Однажды утром он сидел перед ней за маленьким столиком, где писал письмо под ее диктовку. Письмо было сложено и запечатано, и затем последовал один из тех пустых интервалов, когда каждый, не имея под рукой срочной работы, остается на несколько мгновений в бездействии, думая, что делать дальше. В этот момент Лета прошла через комнату — низко поклонившись, когда она проходила перед своей госпожой, и бросив на Клеотоса из уголка своего темного глаза один из тех раздражающих взглядов, в которых дружеский интерес к нему и удовольствие от его вида смешивались с неким жестоким предупреждением против любого возобновления прошлых воспоминаний. Клеотос ответил похожим небрежным приветствием, выражающим простое дружелюбие, не осознавая никакой более теплой эмоции. Но он еще не до конца выучил свою роль; ибо, когда Лета вышла из комнаты, дрожь его губ показала, как трудно было справиться с его вынужденной улыбкой даже на этот момент.
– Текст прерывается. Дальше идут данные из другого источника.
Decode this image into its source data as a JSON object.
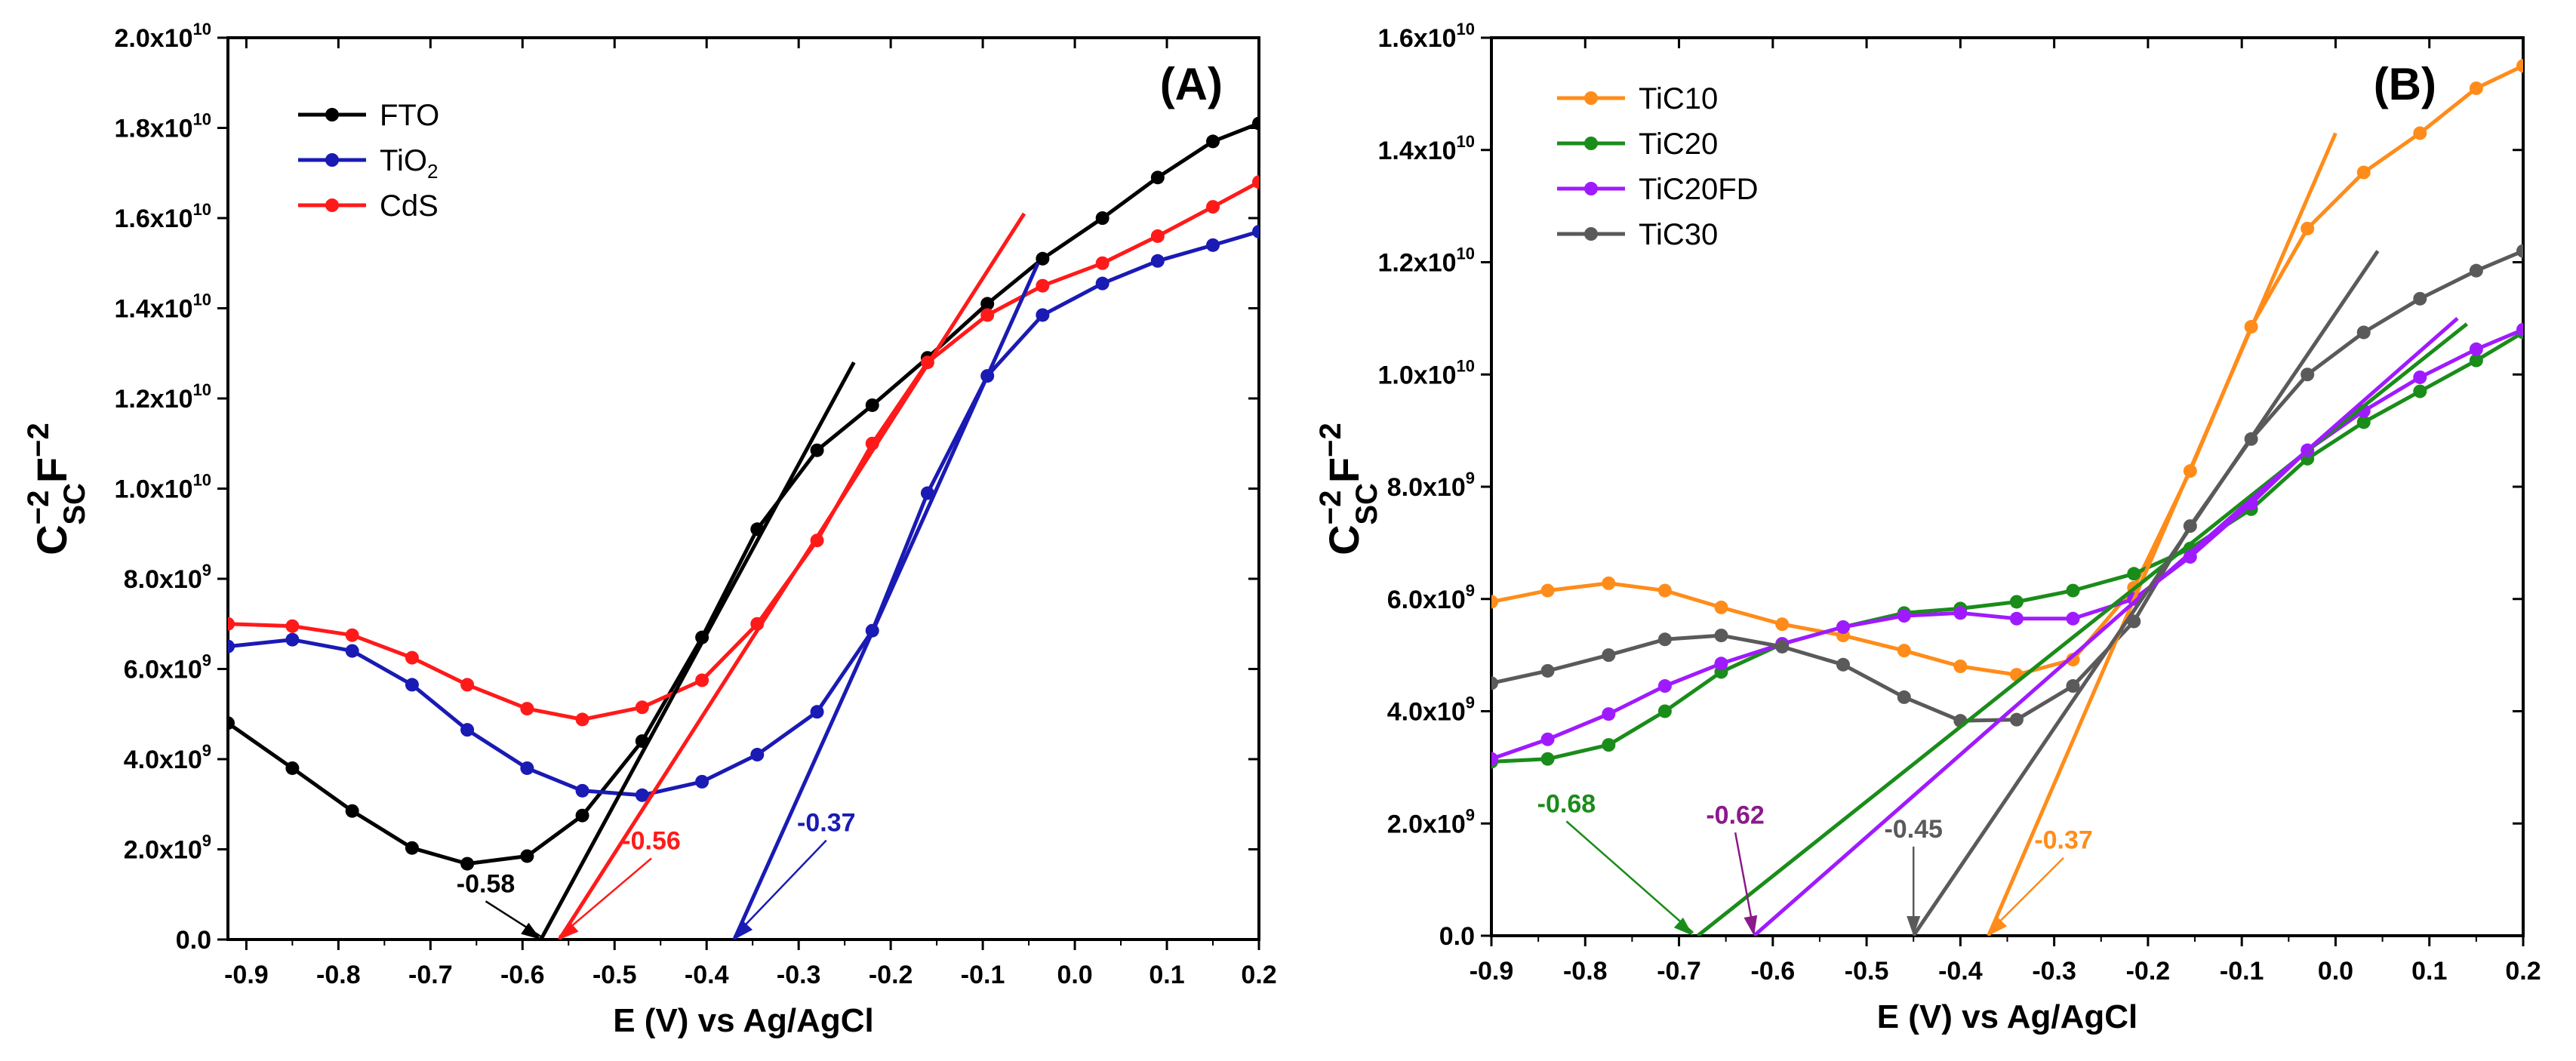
{
  "chart_data": [
    {
      "panel": "A",
      "type": "line",
      "title": "(A)",
      "xlabel": "E (V) vs Ag/AgCl",
      "ylabel": {
        "base": "C",
        "base_sub": "SC",
        "base_sup": "−2",
        "unit": "F",
        "unit_sup": "−2"
      },
      "xlim": [
        -0.92,
        0.2
      ],
      "ylim": [
        0,
        20000000000
      ],
      "x_ticks": [
        -0.9,
        -0.8,
        -0.7,
        -0.6,
        -0.5,
        -0.4,
        -0.3,
        -0.2,
        -0.1,
        0.0,
        0.1,
        0.2
      ],
      "x_tick_labels": [
        "-0.9",
        "-0.8",
        "-0.7",
        "-0.6",
        "-0.5",
        "-0.4",
        "-0.3",
        "-0.2",
        "-0.1",
        "0.0",
        "0.1",
        "0.2"
      ],
      "y_ticks": [
        0,
        2000000000,
        4000000000,
        6000000000,
        8000000000,
        10000000000,
        12000000000,
        14000000000,
        16000000000,
        18000000000,
        20000000000
      ],
      "y_tick_labels": [
        {
          "mant": "0.0",
          "exp": ""
        },
        {
          "mant": "2.0x10",
          "exp": "9"
        },
        {
          "mant": "4.0x10",
          "exp": "9"
        },
        {
          "mant": "6.0x10",
          "exp": "9"
        },
        {
          "mant": "8.0x10",
          "exp": "9"
        },
        {
          "mant": "1.0x10",
          "exp": "10"
        },
        {
          "mant": "1.2x10",
          "exp": "10"
        },
        {
          "mant": "1.4x10",
          "exp": "10"
        },
        {
          "mant": "1.6x10",
          "exp": "10"
        },
        {
          "mant": "1.8x10",
          "exp": "10"
        },
        {
          "mant": "2.0x10",
          "exp": "10"
        }
      ],
      "legend_position": "top-left",
      "series": [
        {
          "name": "FTO",
          "name_main": "FTO",
          "name_sub": "",
          "color": "#000000",
          "x": [
            -0.92,
            -0.85,
            -0.785,
            -0.72,
            -0.66,
            -0.595,
            -0.535,
            -0.47,
            -0.405,
            -0.345,
            -0.28,
            -0.22,
            -0.16,
            -0.095,
            -0.035,
            0.03,
            0.09,
            0.15,
            0.2
          ],
          "y": [
            4800000000,
            3800000000,
            2850000000,
            2030000000,
            1680000000,
            1850000000,
            2750000000,
            4400000000,
            6700000000,
            9100000000,
            10850000000,
            11850000000,
            12900000000,
            14100000000,
            15100000000,
            16000000000,
            16900000000,
            17700000000,
            18100000000
          ]
        },
        {
          "name": "TiO2",
          "name_main": "TiO",
          "name_sub": "2",
          "color": "#1a1ab4",
          "x": [
            -0.92,
            -0.85,
            -0.785,
            -0.72,
            -0.66,
            -0.595,
            -0.535,
            -0.47,
            -0.405,
            -0.345,
            -0.28,
            -0.22,
            -0.16,
            -0.095,
            -0.035,
            0.03,
            0.09,
            0.15,
            0.2
          ],
          "y": [
            6500000000,
            6650000000,
            6400000000,
            5650000000,
            4650000000,
            3800000000,
            3300000000,
            3200000000,
            3500000000,
            4100000000,
            5050000000,
            6850000000,
            9900000000,
            12500000000,
            13850000000,
            14550000000,
            15050000000,
            15400000000,
            15700000000
          ]
        },
        {
          "name": "CdS",
          "name_main": "CdS",
          "name_sub": "",
          "color": "#ff1a1a",
          "x": [
            -0.92,
            -0.85,
            -0.785,
            -0.72,
            -0.66,
            -0.595,
            -0.535,
            -0.47,
            -0.405,
            -0.345,
            -0.28,
            -0.22,
            -0.16,
            -0.095,
            -0.035,
            0.03,
            0.09,
            0.15,
            0.2
          ],
          "y": [
            7000000000,
            6950000000,
            6750000000,
            6250000000,
            5650000000,
            5120000000,
            4880000000,
            5150000000,
            5750000000,
            7000000000,
            8850000000,
            11000000000,
            12800000000,
            13850000000,
            14500000000,
            15000000000,
            15600000000,
            16250000000,
            16800000000
          ]
        }
      ],
      "fit_lines": [
        {
          "color": "#000000",
          "x": [
            -0.58,
            -0.24
          ],
          "y": [
            0,
            12800000000
          ]
        },
        {
          "color": "#ff1a1a",
          "x": [
            -0.56,
            -0.055
          ],
          "y": [
            0,
            16100000000
          ]
        },
        {
          "color": "#1a1ab4",
          "x": [
            -0.37,
            -0.04
          ],
          "y": [
            0,
            15000000000
          ]
        }
      ],
      "annotations": [
        {
          "text": "-0.58",
          "color": "#000000",
          "text_x": -0.64,
          "text_y": 1050000000,
          "arrow_x": -0.58,
          "arrow_y": 0
        },
        {
          "text": "-0.56",
          "color": "#ff1a1a",
          "text_x": -0.46,
          "text_y": 2000000000,
          "arrow_x": -0.56,
          "arrow_y": 0
        },
        {
          "text": "-0.37",
          "color": "#1a1ab4",
          "text_x": -0.27,
          "text_y": 2400000000,
          "arrow_x": -0.37,
          "arrow_y": 0
        }
      ]
    },
    {
      "panel": "B",
      "type": "line",
      "title": "(B)",
      "xlabel": "E (V) vs Ag/AgCl",
      "ylabel": {
        "base": "C",
        "base_sub": "SC",
        "base_sup": "−2",
        "unit": "F",
        "unit_sup": "−2"
      },
      "xlim": [
        -0.9,
        0.2
      ],
      "ylim": [
        0,
        16000000000
      ],
      "x_ticks": [
        -0.9,
        -0.8,
        -0.7,
        -0.6,
        -0.5,
        -0.4,
        -0.3,
        -0.2,
        -0.1,
        0.0,
        0.1,
        0.2
      ],
      "x_tick_labels": [
        "-0.9",
        "-0.8",
        "-0.7",
        "-0.6",
        "-0.5",
        "-0.4",
        "-0.3",
        "-0.2",
        "-0.1",
        "0.0",
        "0.1",
        "0.2"
      ],
      "y_ticks": [
        0,
        2000000000,
        4000000000,
        6000000000,
        8000000000,
        10000000000,
        12000000000,
        14000000000,
        16000000000
      ],
      "y_tick_labels": [
        {
          "mant": "0.0",
          "exp": ""
        },
        {
          "mant": "2.0x10",
          "exp": "9"
        },
        {
          "mant": "4.0x10",
          "exp": "9"
        },
        {
          "mant": "6.0x10",
          "exp": "9"
        },
        {
          "mant": "8.0x10",
          "exp": "9"
        },
        {
          "mant": "1.0x10",
          "exp": "10"
        },
        {
          "mant": "1.2x10",
          "exp": "10"
        },
        {
          "mant": "1.4x10",
          "exp": "10"
        },
        {
          "mant": "1.6x10",
          "exp": "10"
        }
      ],
      "legend_position": "top-left",
      "series": [
        {
          "name": "TiC10",
          "name_main": "TiC10",
          "name_sub": "",
          "color": "#ff8c1a",
          "x": [
            -0.9,
            -0.84,
            -0.775,
            -0.715,
            -0.655,
            -0.59,
            -0.525,
            -0.46,
            -0.4,
            -0.34,
            -0.28,
            -0.215,
            -0.155,
            -0.09,
            -0.03,
            0.03,
            0.09,
            0.15,
            0.2
          ],
          "y": [
            5950000000,
            6150000000,
            6280000000,
            6150000000,
            5850000000,
            5550000000,
            5350000000,
            5080000000,
            4800000000,
            4650000000,
            4920000000,
            6200000000,
            8280000000,
            10850000000,
            12600000000,
            13600000000,
            14300000000,
            15100000000,
            15500000000
          ]
        },
        {
          "name": "TiC20",
          "name_main": "TiC20",
          "name_sub": "",
          "color": "#1a8c1a",
          "x": [
            -0.9,
            -0.84,
            -0.775,
            -0.715,
            -0.655,
            -0.59,
            -0.525,
            -0.46,
            -0.4,
            -0.34,
            -0.28,
            -0.215,
            -0.155,
            -0.09,
            -0.03,
            0.03,
            0.09,
            0.15,
            0.2
          ],
          "y": [
            3100000000,
            3150000000,
            3400000000,
            4000000000,
            4700000000,
            5200000000,
            5500000000,
            5750000000,
            5830000000,
            5950000000,
            6150000000,
            6450000000,
            6900000000,
            7600000000,
            8500000000,
            9150000000,
            9700000000,
            10250000000,
            10750000000
          ]
        },
        {
          "name": "TiC20FD",
          "name_main": "TiC20FD",
          "name_sub": "",
          "color": "#a01aff",
          "x": [
            -0.9,
            -0.84,
            -0.775,
            -0.715,
            -0.655,
            -0.59,
            -0.525,
            -0.46,
            -0.4,
            -0.34,
            -0.28,
            -0.215,
            -0.155,
            -0.09,
            -0.03,
            0.03,
            0.09,
            0.15,
            0.2
          ],
          "y": [
            3150000000,
            3500000000,
            3950000000,
            4450000000,
            4850000000,
            5200000000,
            5500000000,
            5700000000,
            5750000000,
            5650000000,
            5650000000,
            6000000000,
            6750000000,
            7700000000,
            8650000000,
            9350000000,
            9950000000,
            10450000000,
            10800000000
          ]
        },
        {
          "name": "TiC30",
          "name_main": "TiC30",
          "name_sub": "",
          "color": "#5a5a5a",
          "x": [
            -0.9,
            -0.84,
            -0.775,
            -0.715,
            -0.655,
            -0.59,
            -0.525,
            -0.46,
            -0.4,
            -0.34,
            -0.28,
            -0.215,
            -0.155,
            -0.09,
            -0.03,
            0.03,
            0.09,
            0.15,
            0.2
          ],
          "y": [
            4500000000,
            4720000000,
            5000000000,
            5280000000,
            5350000000,
            5150000000,
            4830000000,
            4250000000,
            3830000000,
            3850000000,
            4450000000,
            5600000000,
            7300000000,
            8850000000,
            10000000000,
            10750000000,
            11350000000,
            11850000000,
            12200000000
          ]
        }
      ],
      "fit_lines": [
        {
          "color": "#ff8c1a",
          "x": [
            -0.37,
            0.0
          ],
          "y": [
            0,
            14300000000
          ]
        },
        {
          "color": "#1a8c1a",
          "x": [
            -0.68,
            0.14
          ],
          "y": [
            0,
            10900000000
          ]
        },
        {
          "color": "#a01aff",
          "x": [
            -0.62,
            0.13
          ],
          "y": [
            0,
            11000000000
          ]
        },
        {
          "color": "#5a5a5a",
          "x": [
            -0.45,
            0.045
          ],
          "y": [
            0,
            12200000000
          ]
        }
      ],
      "annotations": [
        {
          "text": "-0.68",
          "color": "#1a8c1a",
          "text_x": -0.82,
          "text_y": 2200000000,
          "arrow_x": -0.685,
          "arrow_y": 0
        },
        {
          "text": "-0.62",
          "color": "#8b1a8b",
          "text_x": -0.64,
          "text_y": 2000000000,
          "arrow_x": -0.62,
          "arrow_y": 0
        },
        {
          "text": "-0.45",
          "color": "#5a5a5a",
          "text_x": -0.45,
          "text_y": 1750000000,
          "arrow_x": -0.45,
          "arrow_y": 0
        },
        {
          "text": "-0.37",
          "color": "#ff8c1a",
          "text_x": -0.29,
          "text_y": 1550000000,
          "arrow_x": -0.37,
          "arrow_y": 0
        }
      ]
    }
  ]
}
— Бедный мальчик! — сказала Энона, став свидетельницей этого усилия. — Ты еще не научился не любить ее.
— Не научился, действительно, моя госпожа, — ответил он. — Но кажется, будто я знаю эту задачу лучше, чем на прошлой неделе, и буду знать ее еще лучше через неделю. Что я могу сказать? Не стоит думать, что я должен в одно мгновение впасть в настоящее безразличие, даже если я могу обнаружить, что она недостойна любви. Не может не быть интервала, в течение которого сердце будет бороться против суждения и приводить к глупым тоскам по тому, что прошло.
— Истинно так, — сказала Энона.
— И все же в глубине души я иногда почти думаю, что никогда не любил ее, — продолжал он в задумчивом, мечтательном тоне; — что я был под чарами — стал рабом определенных внешних очарований, которые сковали мое суждение. Может ли быть так, что человек думает, что любит, а на самом деле не любит?
— На это, полагаю, действительно трудно ответить.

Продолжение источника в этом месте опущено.